Machine Learning and Knowledge Extraction
Code
9229
Academic unit
Faculdade de Ciências e Tecnologia
Department
Departamento de Informática
Credits
6.0
Teacher in charge
Nuno Miguel Cavalheiro Marques, Pedro Manuel Corrêa Calvente Barahona
Weekly hours
2
Teaching language
Português
Objectives
Covered research subjects include neural networks, namely (ubi)SOMs and deep learning; knowledge mining from text, multilingual access to information, detection of relevant parts in text and its applications, clustering and classification of documents, pattern recognition in text.
Real world applications of those methods will be of primary concern, with emphasis on those covering the research carried out in the UNL. Ongoing application of these methods in Industry will be discussed.
Prerequisites
Pre-requirements (specify knowledge, not courses) are knowledge on: Machine Learning, Data and Text Mining techniques; Statistical and Computational Methods for Data Management and Text Processing.

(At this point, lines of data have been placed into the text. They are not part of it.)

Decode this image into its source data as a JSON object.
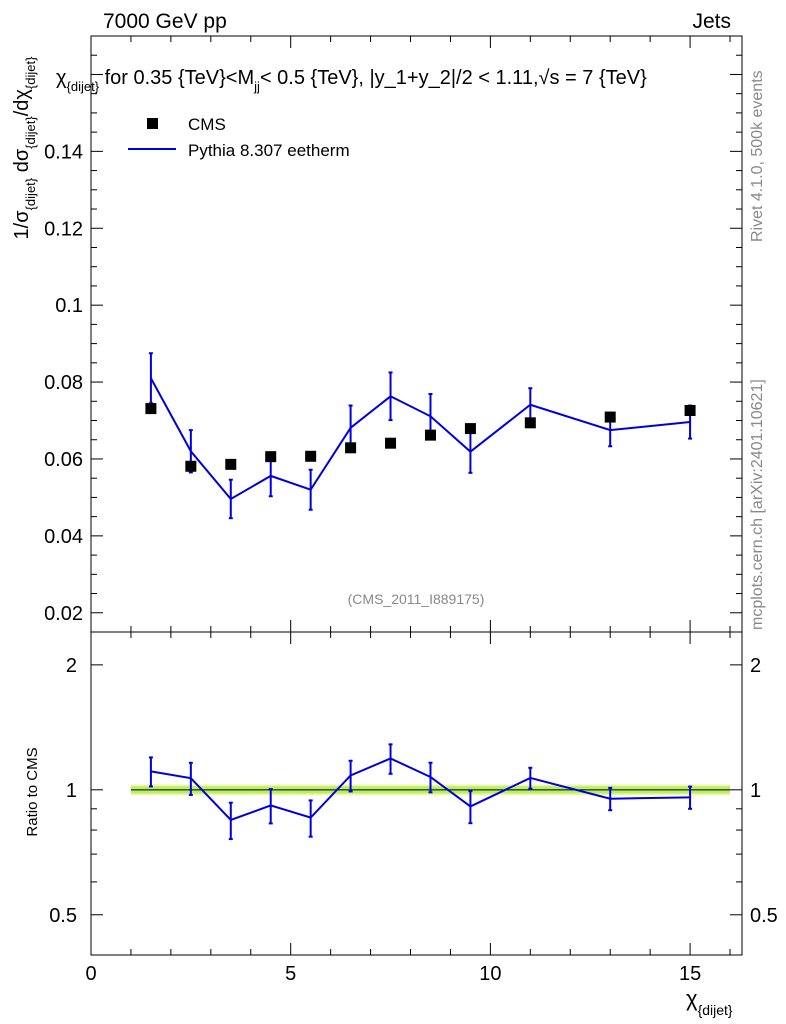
{
  "header": {
    "left": "7000 GeV pp",
    "right": "Jets"
  },
  "side_labels": {
    "rivet": "Rivet 4.1.0,  500k events",
    "mcplots": "mcplots.cern.ch [arXiv:2401.10621]"
  },
  "watermark": "(CMS_2011_I889175)",
  "chart_data": {
    "type": "line",
    "title": "χ_{dijet} for 0.35 {TeV}<M_jj< 0.5 {TeV}, |y_1+y_2|/2 < 1.11, √s = 7 {TeV}",
    "title_parts": {
      "chi": "χ",
      "sub_dijet": "{dijet}",
      "mid": " for 0.35 {TeV}<M",
      "sub_jj": "jj",
      "tail": "< 0.5 {TeV}, |y_1+y_2|/2 < 1.11,",
      "sqrt": "√s = 7 {TeV}"
    },
    "ylabel_parts": {
      "p1": "1/σ",
      "s1": "{dijet}",
      "p2": " dσ",
      "s2": "{dijet}",
      "p3": "/dχ",
      "s3": "{dijet}"
    },
    "xlabel_parts": {
      "chi": "χ",
      "sub": "{dijet}"
    },
    "ratio_ylabel": "Ratio to CMS",
    "xlim": [
      0,
      16.3
    ],
    "ylim": [
      0.015,
      0.17
    ],
    "ratio_ylim": [
      0.4,
      2.4
    ],
    "x_ticks": [
      0,
      5,
      10,
      15
    ],
    "x_tick_labels": [
      "0",
      "5",
      "10",
      "15"
    ],
    "y_ticks": [
      0.02,
      0.04,
      0.06,
      0.08,
      0.1,
      0.12,
      0.14
    ],
    "y_tick_labels": [
      "0.02",
      "0.04",
      "0.06",
      "0.08",
      "0.1",
      "0.12",
      "0.14"
    ],
    "ratio_ticks": [
      0.5,
      1,
      2
    ],
    "ratio_tick_labels": [
      "0.5",
      "1",
      "2"
    ],
    "legend": [
      {
        "name": "CMS",
        "marker": "square",
        "color": "#000000"
      },
      {
        "name": "Pythia 8.307 eetherm",
        "marker": "line",
        "color": "#0000dd"
      }
    ],
    "bin_edges": [
      1,
      2,
      3,
      4,
      5,
      6,
      7,
      8,
      9,
      10,
      12,
      14,
      16
    ],
    "x": [
      1.5,
      2.5,
      3.5,
      4.5,
      5.5,
      6.5,
      7.5,
      8.5,
      9.5,
      11,
      13,
      15
    ],
    "series": [
      {
        "name": "CMS",
        "values": [
          0.0731,
          0.0581,
          0.0586,
          0.0606,
          0.0607,
          0.0629,
          0.0641,
          0.0662,
          0.0679,
          0.0694,
          0.0709,
          0.0726
        ]
      },
      {
        "name": "Pythia 8.307 eetherm",
        "values": [
          0.081,
          0.062,
          0.0496,
          0.0556,
          0.052,
          0.0681,
          0.0763,
          0.0711,
          0.0619,
          0.0741,
          0.0675,
          0.0696
        ],
        "errors": [
          0.0065,
          0.0055,
          0.005,
          0.0053,
          0.0052,
          0.0058,
          0.0062,
          0.0058,
          0.0055,
          0.0043,
          0.0042,
          0.0043
        ]
      }
    ],
    "ratio": {
      "values": [
        1.108,
        1.067,
        0.846,
        0.917,
        0.857,
        1.083,
        1.19,
        1.074,
        0.912,
        1.068,
        0.952,
        0.959
      ],
      "errors": [
        0.089,
        0.095,
        0.085,
        0.087,
        0.086,
        0.092,
        0.097,
        0.088,
        0.081,
        0.062,
        0.059,
        0.059
      ],
      "band_inner": 0.02,
      "band_outer": 0.03
    }
  }
}
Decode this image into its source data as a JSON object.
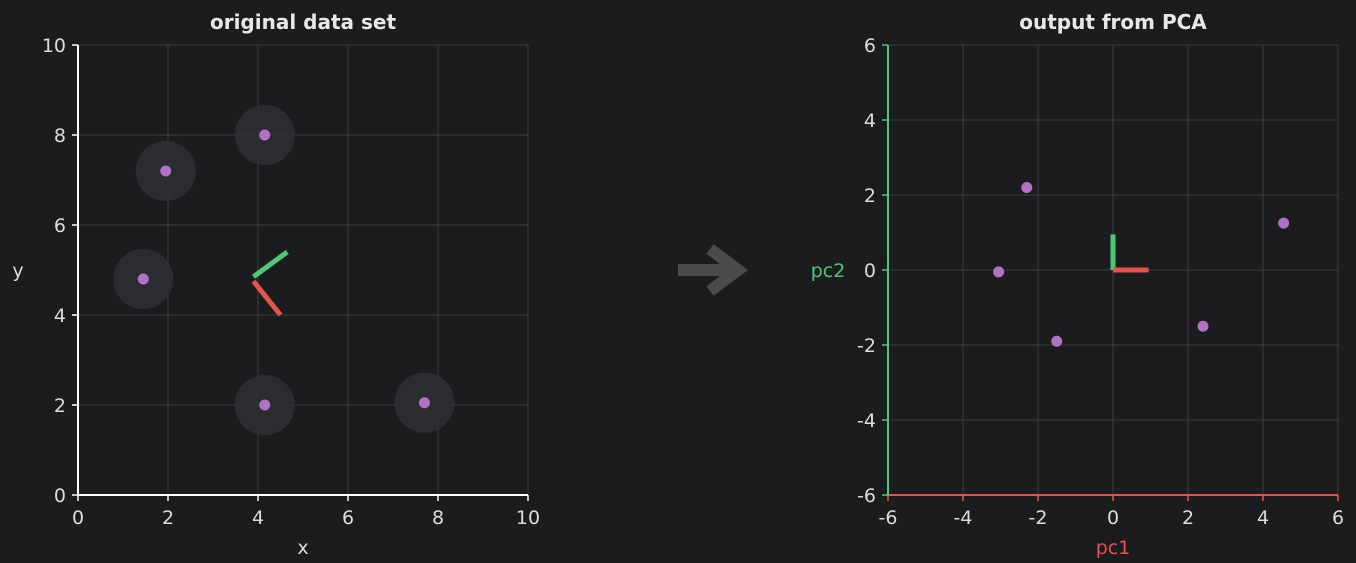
{
  "chart_data": [
    {
      "type": "scatter",
      "title": "original data set",
      "xlabel": "x",
      "ylabel": "y",
      "xlim": [
        0,
        10
      ],
      "ylim": [
        0,
        10
      ],
      "xticks": [
        0,
        2,
        4,
        6,
        8,
        10
      ],
      "yticks": [
        0,
        2,
        4,
        6,
        8,
        10
      ],
      "grid": true,
      "point_color": "#b370c7",
      "halo_color": "#2e2f31",
      "axis_color": "#ffffff",
      "xlabel_color": "#dcdcdc",
      "ylabel_color": "#dcdcdc",
      "points": [
        {
          "x": 1.45,
          "y": 4.8
        },
        {
          "x": 1.95,
          "y": 7.2
        },
        {
          "x": 4.15,
          "y": 8.0
        },
        {
          "x": 4.15,
          "y": 2.0
        },
        {
          "x": 7.7,
          "y": 2.05
        }
      ],
      "vectors": [
        {
          "x1": 3.9,
          "y1": 4.85,
          "x2": 4.65,
          "y2": 5.4,
          "color": "#4ec776"
        },
        {
          "x1": 3.9,
          "y1": 4.75,
          "x2": 4.5,
          "y2": 4.0,
          "color": "#e5534b"
        }
      ]
    },
    {
      "type": "scatter",
      "title": "output from PCA",
      "xlabel": "pc1",
      "ylabel": "pc2",
      "xlim": [
        -6,
        6
      ],
      "ylim": [
        -6,
        6
      ],
      "xticks": [
        -6,
        -4,
        -2,
        0,
        2,
        4,
        6
      ],
      "yticks": [
        -6,
        -4,
        -2,
        0,
        2,
        4,
        6
      ],
      "grid": true,
      "point_color": "#b370c7",
      "x_axis_color": "#e5534b",
      "y_axis_color": "#4ec776",
      "xlabel_color": "#e5534b",
      "ylabel_color": "#4ec776",
      "points": [
        {
          "x": -3.05,
          "y": -0.05
        },
        {
          "x": -2.3,
          "y": 2.2
        },
        {
          "x": -1.5,
          "y": -1.9
        },
        {
          "x": 2.4,
          "y": -1.5
        },
        {
          "x": 4.55,
          "y": 1.25
        }
      ],
      "vectors": [
        {
          "x1": 0,
          "y1": 0,
          "x2": 0,
          "y2": 0.95,
          "color": "#4ec776"
        },
        {
          "x1": 0,
          "y1": 0,
          "x2": 0.95,
          "y2": 0,
          "color": "#e5534b"
        }
      ]
    }
  ],
  "arrow": {
    "icon": "arrow-right-icon",
    "color": "#4a4b4d"
  }
}
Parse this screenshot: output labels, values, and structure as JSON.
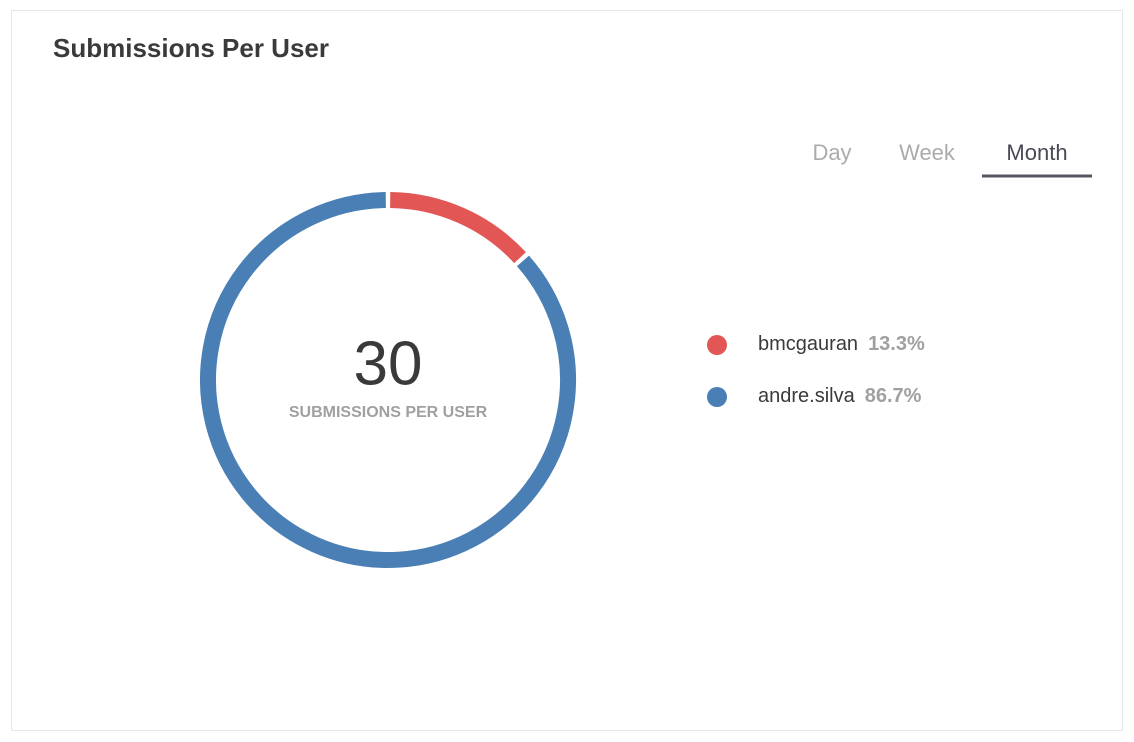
{
  "chart_data": {
    "type": "pie",
    "donut": true,
    "title": "Submissions Per User",
    "tabs": [
      "Day",
      "Week",
      "Month"
    ],
    "active_tab": 2,
    "center_value": 30,
    "center_label": "SUBMISSIONS PER USER",
    "categories": [
      "bmcgauran",
      "andre.silva"
    ],
    "values": [
      13.3,
      86.7
    ],
    "value_labels": [
      "13.3%",
      "86.7%"
    ],
    "colors": [
      "#e25656",
      "#4a7fb5"
    ]
  }
}
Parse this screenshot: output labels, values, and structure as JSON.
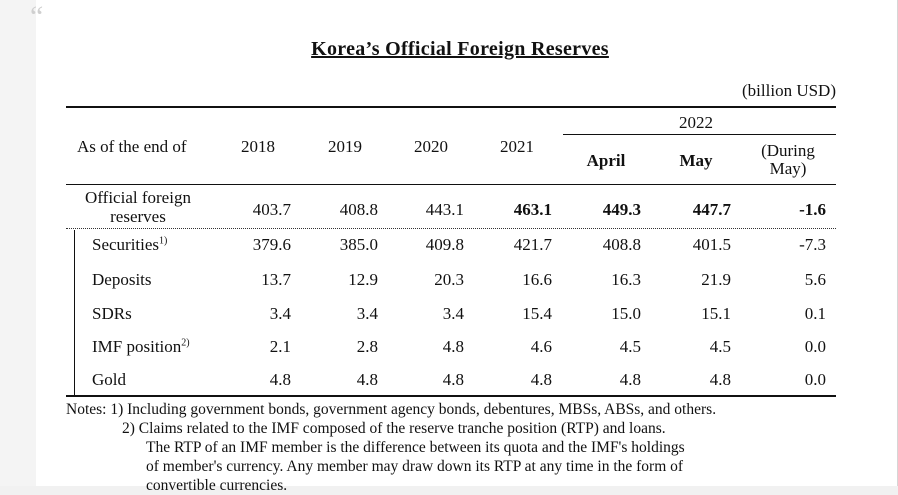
{
  "table": {
    "title": "Korea’s Official Foreign Reserves",
    "unit": "(billion USD)",
    "header": {
      "row_label": "As of the end of",
      "years": [
        "2018",
        "2019",
        "2020",
        "2021"
      ],
      "year_2022": "2022",
      "months": [
        "April",
        "May"
      ],
      "during_may_line1": "(During",
      "during_may_line2": "May)"
    },
    "total": {
      "label_line1": "Official foreign",
      "label_line2": "reserves",
      "values": [
        "403.7",
        "408.8",
        "443.1",
        "463.1",
        "449.3",
        "447.7",
        "-1.6"
      ]
    },
    "rows": [
      {
        "label": "Securities",
        "note": "1)",
        "values": [
          "379.6",
          "385.0",
          "409.8",
          "421.7",
          "408.8",
          "401.5",
          "-7.3"
        ]
      },
      {
        "label": "Deposits",
        "note": "",
        "values": [
          "13.7",
          "12.9",
          "20.3",
          "16.6",
          "16.3",
          "21.9",
          "5.6"
        ]
      },
      {
        "label": "SDRs",
        "note": "",
        "values": [
          "3.4",
          "3.4",
          "3.4",
          "15.4",
          "15.0",
          "15.1",
          "0.1"
        ]
      },
      {
        "label": "IMF position",
        "note": "2)",
        "values": [
          "2.1",
          "2.8",
          "4.8",
          "4.6",
          "4.5",
          "4.5",
          "0.0"
        ]
      },
      {
        "label": "Gold",
        "note": "",
        "values": [
          "4.8",
          "4.8",
          "4.8",
          "4.8",
          "4.8",
          "4.8",
          "0.0"
        ]
      }
    ]
  },
  "notes": {
    "prefix": "Notes:",
    "n1_marker": "1)",
    "n1_text": "Including government bonds, government agency bonds, debentures, MBSs, ABSs, and others.",
    "n2_marker": "2)",
    "n2_line1": "Claims related to the IMF composed of the reserve tranche position (RTP) and loans.",
    "n2_line2": "The RTP of an IMF member is the difference between its quota and the IMF's holdings",
    "n2_line3": "of member's currency. Any member may draw down its RTP at any time in the form of",
    "n2_line4": "convertible currencies."
  }
}
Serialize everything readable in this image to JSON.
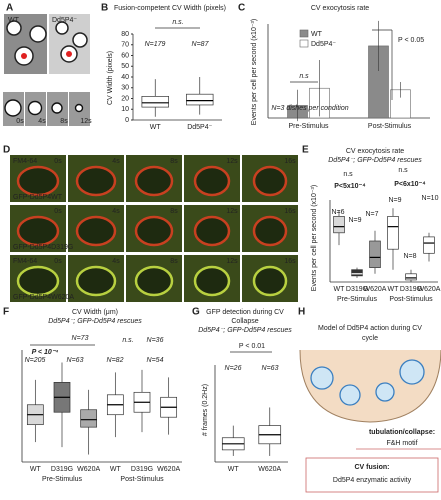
{
  "panels": {
    "a": {
      "label": "A",
      "wt": "WT",
      "mutant": "Dd5P4⁻",
      "times": [
        "0s",
        "4s",
        "8s",
        "12s"
      ]
    },
    "b": {
      "label": "B",
      "title": "Fusion-competent CV Width (pixels)",
      "y_label": "CV Width (pixels)",
      "ns": "n.s.",
      "n_labels": [
        "N=179",
        "N=87"
      ],
      "categories": [
        "WT",
        "Dd5P4⁻"
      ],
      "ylim": [
        0,
        80
      ],
      "yticks": [
        0,
        10,
        20,
        30,
        40,
        50,
        60,
        70,
        80
      ],
      "colors": [
        "#ffffff",
        "#ffffff"
      ],
      "boxes": [
        {
          "low": 3,
          "q1": 12,
          "median": 16,
          "q3": 22,
          "high": 38
        },
        {
          "low": 5,
          "q1": 14,
          "median": 18,
          "q3": 24,
          "high": 40
        }
      ]
    },
    "c": {
      "label": "C",
      "title": "CV exocytosis rate",
      "y_label": "Events per cell per second (x10⁻³)",
      "ns": "n.s",
      "p_value": "P < 0.05",
      "note": "N=3 dishes per condition",
      "categories": [
        "Pre-Stimulus",
        "Post-Stimulus"
      ],
      "ylim": [
        0,
        6
      ],
      "series": [
        {
          "name": "WT",
          "color": "#8a8a8a",
          "values": [
            0.8,
            4.6
          ],
          "errors": [
            1.0,
            1.6
          ]
        },
        {
          "name": "Dd5P4⁻",
          "color": "#ffffff",
          "values": [
            1.9,
            1.8
          ],
          "errors": [
            1.8,
            0.5
          ]
        }
      ]
    },
    "d": {
      "label": "D",
      "fm": "FM4-64",
      "rows": [
        "GFP-Dd5P4WT",
        "GFP-Dd5P4D319G",
        "GFP-Dd5P4W620A"
      ],
      "times": [
        "0s",
        "4s",
        "8s",
        "12s",
        "16s"
      ]
    },
    "e": {
      "label": "E",
      "title": "CV exocytosis rate",
      "subtitle": "Dd5P4⁻; GFP-Dd5P4 rescues",
      "y_label": "Events per cell per second (x10⁻³)",
      "annotations": [
        "n.s",
        "P<5x10⁻⁴",
        "N=6",
        "N=9",
        "N=7",
        "n.s",
        "P<6x10⁻⁴",
        "N=9",
        "N=8",
        "N=10"
      ],
      "categories": [
        "WT",
        "D319G",
        "W620A",
        "WT",
        "D319G",
        "W620A"
      ],
      "groups": [
        "Pre-Stimulus",
        "Post-Stimulus"
      ],
      "ylim": [
        0,
        2
      ],
      "colors": [
        "#d9d9d9",
        "#333333",
        "#999999",
        "#ffffff",
        "#ffffff",
        "#ffffff"
      ],
      "boxes": [
        {
          "low": 0.9,
          "q1": 1.2,
          "median": 1.35,
          "q3": 1.6,
          "high": 1.75
        },
        {
          "low": 0.1,
          "q1": 0.15,
          "median": 0.2,
          "q3": 0.3,
          "high": 0.35
        },
        {
          "low": 0.2,
          "q1": 0.35,
          "median": 0.6,
          "q3": 1.0,
          "high": 1.25
        },
        {
          "low": 0.3,
          "q1": 0.8,
          "median": 1.35,
          "q3": 1.6,
          "high": 1.8
        },
        {
          "low": 0,
          "q1": 0.05,
          "median": 0.1,
          "q3": 0.2,
          "high": 0.3
        },
        {
          "low": 0.5,
          "q1": 0.7,
          "median": 0.95,
          "q3": 1.1,
          "high": 1.2
        }
      ]
    },
    "f": {
      "label": "F",
      "title": "CV Width (μm)",
      "subtitle": "Dd5P4⁻; GFP-Dd5P4 rescues",
      "annotations": [
        "P < 10⁻⁴",
        "N=73",
        "N=205",
        "N=63",
        "n.s.",
        "N=36",
        "N=82",
        "N=54"
      ],
      "categories": [
        "WT",
        "D319G",
        "W620A",
        "WT",
        "D319G",
        "W620A"
      ],
      "groups": [
        "Pre-Stimulus",
        "Post-Stimulus"
      ],
      "ylim": [
        0,
        4.5
      ],
      "colors": [
        "#d9d9d9",
        "#777777",
        "#aaaaaa",
        "#ffffff",
        "#ffffff",
        "#ffffff"
      ],
      "boxes": [
        {
          "low": 0.8,
          "q1": 1.5,
          "median": 1.9,
          "q3": 2.3,
          "high": 3.3
        },
        {
          "low": 0.6,
          "q1": 2.0,
          "median": 2.6,
          "q3": 3.2,
          "high": 4.0
        },
        {
          "low": 0.3,
          "q1": 1.4,
          "median": 1.7,
          "q3": 2.1,
          "high": 2.9
        },
        {
          "low": 1.0,
          "q1": 1.9,
          "median": 2.3,
          "q3": 2.7,
          "high": 3.6
        },
        {
          "low": 1.2,
          "q1": 2.0,
          "median": 2.4,
          "q3": 2.8,
          "high": 3.7
        },
        {
          "low": 1.1,
          "q1": 1.8,
          "median": 2.2,
          "q3": 2.6,
          "high": 3.4
        }
      ]
    },
    "g": {
      "label": "G",
      "title": [
        "GFP detection during CV",
        "Collapse"
      ],
      "subtitle": "Dd5P4⁻; GFP-Dd5P4 rescues",
      "y_label": "# frames (0.2Hz)",
      "p_value": "P < 0.01",
      "n_labels": [
        "N=26",
        "N=63"
      ],
      "categories": [
        "WT",
        "W620A"
      ],
      "ylim": [
        0,
        16
      ],
      "colors": [
        "#ffffff",
        "#ffffff"
      ],
      "boxes": [
        {
          "low": 1,
          "q1": 2,
          "median": 3,
          "q3": 4,
          "high": 6
        },
        {
          "low": 1,
          "q1": 3,
          "median": 4.5,
          "q3": 6,
          "high": 9
        }
      ]
    },
    "h": {
      "label": "H",
      "title": [
        "Model of Dd5P4 action during CV",
        "cycle"
      ],
      "box1": [
        "tubulation/collapse:",
        "F&H motif"
      ],
      "box2": [
        "CV fusion:",
        "Dd5P4 enzymatic activity"
      ]
    }
  }
}
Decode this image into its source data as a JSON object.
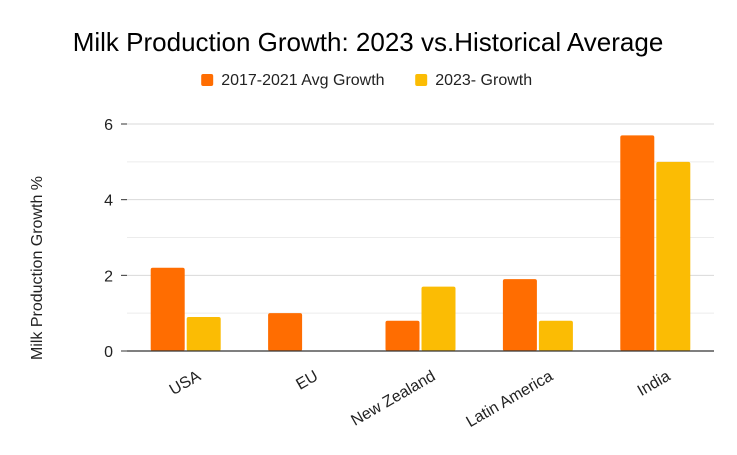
{
  "chart_data": {
    "type": "bar",
    "title": "Milk Production Growth: 2023 vs.Historical Average",
    "xlabel": "",
    "ylabel": "Milk Production Growth %",
    "categories": [
      "USA",
      "EU",
      "New Zealand",
      "Latin America",
      "India"
    ],
    "series": [
      {
        "name": "2017-2021 Avg Growth",
        "color": "#ff6d01",
        "values": [
          2.2,
          1.0,
          0.8,
          1.9,
          5.7
        ]
      },
      {
        "name": "2023- Growth",
        "color": "#fbbc04",
        "values": [
          0.9,
          0,
          1.7,
          0.8,
          5.0
        ]
      }
    ],
    "ylim": [
      0,
      6
    ],
    "yticks": [
      0,
      2,
      4,
      6
    ],
    "ytick_labels": [
      "0",
      "2",
      "4",
      "6"
    ],
    "grid": true,
    "legend_position": "top-center"
  }
}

Introduction materials on this topics could be provided to interested students upon request.
Subject matter
A. Neural Networks
- Different types of Neural Networks: MLPs and SOMs
- Learning in Neural Networks
- Search based methods and their implications
- Neuro-Symbolic methods for improving learning in Neural Networks
- Deep Learning and Learning Optimization
- Learning in Self-Organizing Maps
B. Knowledge Extraction from Text and Time Series
- Pattern Extraction
- Document Classification by Language or Topic.
- Cause-effect relations from Time Series
- Modeling Complex Systems and Chaos.
C. Sense disambiguation and Machine Translation
- Word and Term Sense Disambiguation: Building Thesauri and Ontologies.
- Alignment; Extraction of translation equivalents.
D. Applications in Text and Data Mining
- Applications of Neuro-Symbolic Neural Networks for Text and Data Mining (example applications in Finance and NLP/Syntactic Disambiguation). Word2Vec Auto-encoder.
- Machine Translation;
- Applications on Pattern Extraction and Text Classification.
E. Open Topics in Text and Data Mining.
Bibliography
Robert Dale, Hermann Moisl and Harold Sommers (eds.). 2000. "Handbook of Natural Language Processing”, Marcel Dekker, Inc., New York.
Simon Haykin (2008). Neural Networks: A Comprehensive Foundation (3rd Edition). Prentice Hall.
Christopher Manning and Hinrich Schütze. “Foundations of Statistical Natural Language Processing. MIT Press, 1999.
M. Nielsen. "Neural Networks and Deep Learning". http://neuralnetworksanddeeplearning.com/ . September 2017.
Survey of Text Mining. Clustering, Classification and Retrieval. Michael W. Berry, editor. Springer, 2008.
More specific articles overviewing the state of the art or supporting the presentation of each problem will be used.
Evaluation method
Students will be evaluated by means of:
a) Written test, where students must show their knowledge and understanding of the main concepts (50%);
b) An individual final project where students should show their mastering of state of the art techniques applied to a theoretical and/or practical problem of reasonable size, including final report, oral presentation and participation in course workshop (50%).